Autism In Pre School Children Improves Over Time


A recent study on development trajectory of Autistic Symptom Severity and Adaptive Functioning, conducted by Canadian researchers and published in JAMA Psychiatry online showed that in many cases it is possible for autistic children to improve by the time they reach school going age.

The research conducted under the guidance of renowned Autism and Asperger’s Syndrome researcher, Dr Peter Satzmari, followed the development graph of 421 children affected by Autism Spectrum Disorder over a period of few years.

Developmental Trajectories of Autistic Symptom Severity
Fig 1: Autistic Symptom Severity – Developmental Trajectories


Developmental Trajectories of Adaptive Functioning
Fig 2: Adaptive Functioning – Developmental Trajectories  (© JAMA Psychiatry)

The study involved extensive data collection on information about pre-school children affected by ASD (355 boys and 66 girls), from aged 2-4, when their disorder was diagnosed up till the time they reached age 6, by when most children are ready for school.

The researchers marked four different positions in the lives of these children to evaluate their Symptom Severity (Hand flapping, Finger flicking, staring at lights, repeat speech or echolalia, etc.) and Adaptive Functioning (ability to adapt to day to day activities).

The conclusion showed that development regarding the daily activities was possible among 20 percent of the children which is indeed a good news. On the other hand, Symptoms of autism seemed to be more stable, with the research showing more 10 percent of the children showed lesser symptoms over time.

Cross-Trajectory Group Membership for Autistic Symptom Severity and Adaptive Functioning

                Fig 3: Adaptive Functioning and Autistic Symptom Severity: Cross-Trajectory Group Membership (© JAMA Psychiatry). Download ChartAmong these 421 children, only 66 were girls with autism and the researchers found their symptoms to be less severe along with the fact that they showed more improvement in their symptoms as well. It has been observed that Autism generally affects more boys than girls, according to U.S. Centers for Disease Control and Prevention.

However, it also came to light, that improvement in symptoms was not always linked to improvement in the daily functioning of an autistic child.

According to Dr. Szatmari, one needs to address both these aspects of autistic children – their Adaptive Functioning and Symptom Severity to achieve an overall development. The relationship between these two domains is yet to be accurately determined.

He pointed out that improvement in adaptability and daily functioning should take a bigger priority than lessening the symptoms of the disorder. The betterment of their daily adaptability will make their life easier in the long run, where social integration will play a much bigger role. For now, very little connection has been found between these two domains of ASD in pre-schoolers.

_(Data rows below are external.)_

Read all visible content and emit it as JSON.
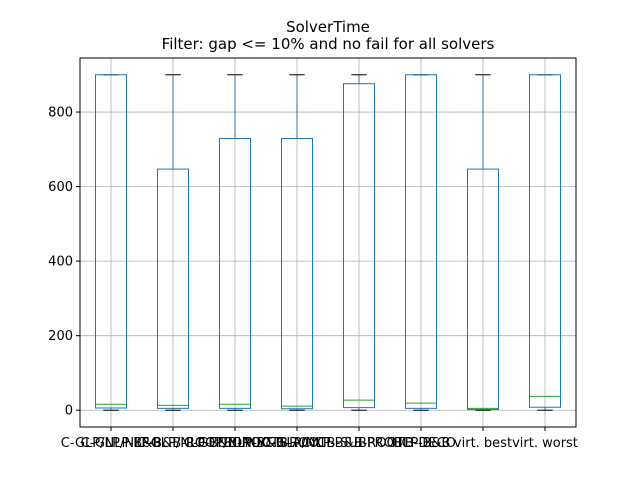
{
  "chart_data": {
    "type": "box",
    "title": "SolverTime",
    "subtitle": "Filter: gap <= 10% and no fail for all solvers",
    "categories": [
      "C-GLP/NLP-B&B",
      "C-GLP/NLP-B&B-ROOTBONLY",
      "C-GLP/NLP-B&B-ROOTB-ACYCL",
      "C-GLP/NLP-B&B-ROOTB-SUBPROBL",
      "C-GLP/NLP-B&B-ROOTB-DECO",
      "HCP-B&B",
      "virt. best",
      "virt. worst"
    ],
    "boxes": [
      {
        "whislo": 0,
        "q1": 6,
        "med": 16,
        "q3": 900,
        "whishi": 900
      },
      {
        "whislo": 0,
        "q1": 5,
        "med": 13,
        "q3": 647,
        "whishi": 900
      },
      {
        "whislo": 0,
        "q1": 5,
        "med": 16,
        "q3": 729,
        "whishi": 900
      },
      {
        "whislo": 0,
        "q1": 4,
        "med": 11,
        "q3": 729,
        "whishi": 900
      },
      {
        "whislo": 0,
        "q1": 7,
        "med": 27,
        "q3": 876,
        "whishi": 900
      },
      {
        "whislo": 0,
        "q1": 5,
        "med": 19,
        "q3": 900,
        "whishi": 900
      },
      {
        "whislo": 0,
        "q1": 2,
        "med": 5,
        "q3": 647,
        "whishi": 900
      },
      {
        "whislo": 0,
        "q1": 8,
        "med": 37,
        "q3": 900,
        "whishi": 900
      }
    ],
    "xlabel": "",
    "ylabel": "",
    "ylim": [
      -45,
      945
    ],
    "yticks": [
      0,
      200,
      400,
      600,
      800
    ],
    "grid": true,
    "colors": {
      "box": "#1f77b4",
      "median": "#2ca02c",
      "whisker_cap": "#000000",
      "grid": "#b0b0b0"
    }
  }
}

So there can be children whose typical symptoms, like rocking/motor tics and repeating words or sentences, will reduce over time. However, their adaptive functioning may not improve as much. At the same time there can be children whose adaptability grows over the time, however, they still continue rocking, or repeating the same sentence over and over again.

It has been observed that, in many cases, parents bring their children for assessment when they are almost 3-4 years old, even though the symptoms might have been present from as early as age 2, thus losing valued time necessary for early intervention and autism treatment.

It is generally agreed among pediatricians and therapy coaches that children affected by ASD responds and develops best when their condition is addressed as early as possible.

Autism and its symptoms vary by and large among individuals. Change in one aspect does not signify a change in the other. For the best outcome, a flexible method addressed towards both Symptom Severity and Adaptive Functioning should be administered.